IRS Expands Identity Protection Income Exclusion to Cover Protection Received from Organizations Not Yet Known to Have a Data Breech

This blog has previously discussed an earlier IRS ruling that stated victims of identity theft will not be deemed to have taxable income from the receipt of such services.  At the time they warned that receipt of such services when no breech had yet occurred would generally be taxable under the standard rules related to items subject to tax.

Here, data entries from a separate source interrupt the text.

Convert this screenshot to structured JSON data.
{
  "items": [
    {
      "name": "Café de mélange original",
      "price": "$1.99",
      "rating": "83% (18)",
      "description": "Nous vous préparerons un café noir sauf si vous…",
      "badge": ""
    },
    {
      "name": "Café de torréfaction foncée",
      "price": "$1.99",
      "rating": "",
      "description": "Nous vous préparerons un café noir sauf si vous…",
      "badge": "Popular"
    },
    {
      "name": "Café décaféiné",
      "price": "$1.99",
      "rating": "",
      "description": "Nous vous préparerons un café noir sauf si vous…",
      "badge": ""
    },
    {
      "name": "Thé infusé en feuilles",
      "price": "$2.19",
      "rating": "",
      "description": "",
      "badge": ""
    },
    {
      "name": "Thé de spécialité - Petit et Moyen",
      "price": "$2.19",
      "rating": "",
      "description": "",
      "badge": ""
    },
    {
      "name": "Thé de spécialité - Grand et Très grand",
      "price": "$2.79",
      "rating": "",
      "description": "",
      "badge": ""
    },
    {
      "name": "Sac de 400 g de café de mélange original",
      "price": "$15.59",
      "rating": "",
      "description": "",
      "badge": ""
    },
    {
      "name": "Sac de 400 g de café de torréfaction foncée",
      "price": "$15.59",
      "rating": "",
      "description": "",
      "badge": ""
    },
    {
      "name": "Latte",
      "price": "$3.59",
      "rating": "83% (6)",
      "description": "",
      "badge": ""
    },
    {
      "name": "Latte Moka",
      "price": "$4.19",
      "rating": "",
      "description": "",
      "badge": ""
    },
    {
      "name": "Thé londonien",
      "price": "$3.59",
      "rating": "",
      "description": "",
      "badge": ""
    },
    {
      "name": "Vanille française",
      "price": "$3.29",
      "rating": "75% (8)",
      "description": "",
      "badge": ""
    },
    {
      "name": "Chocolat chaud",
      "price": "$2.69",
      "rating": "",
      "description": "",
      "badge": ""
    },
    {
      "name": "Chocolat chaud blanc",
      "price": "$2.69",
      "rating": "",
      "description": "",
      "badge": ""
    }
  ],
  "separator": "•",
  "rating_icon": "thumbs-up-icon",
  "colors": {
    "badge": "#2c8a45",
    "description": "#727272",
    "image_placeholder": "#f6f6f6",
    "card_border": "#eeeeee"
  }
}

The IRS did, however, request comments on other situations where entities may provide identity theft protection and whether additional guidance should be issued.  And at end of December 2015 the IRS expanded the relief in Announcement 2016-2.

The IRS will for now allow exclusion from income of such services if provided by an organization to which the taxpayer had provided personal information, even if there is no known unauthorized access to such data. 

As the Announcement states:

…[T]he IRS will not assert that an individual must include in gross income the value of identity protection services provided by the individual’s employer or by another organization to which the individual provided personal information (for example, name, social security number, or banking or credit account numbers).  Additionally, the IRS will not assert that an employer providing identity protection services to its employees must include the value of the identity protection services in the employees’ gross income and wages.  The IRS also will not assert that these amounts must be reported on an information return (such as Form W-2 or Form 1099-MISC) filed with respect to such individuals.  Any further guidance on the taxability of these benefits will be applied prospectively.

The announcement does caution that this ruling does not apply to cash received by an individual in lieu of identity protection services, nor does it apply to proceeds received under an identity theft insurance policy.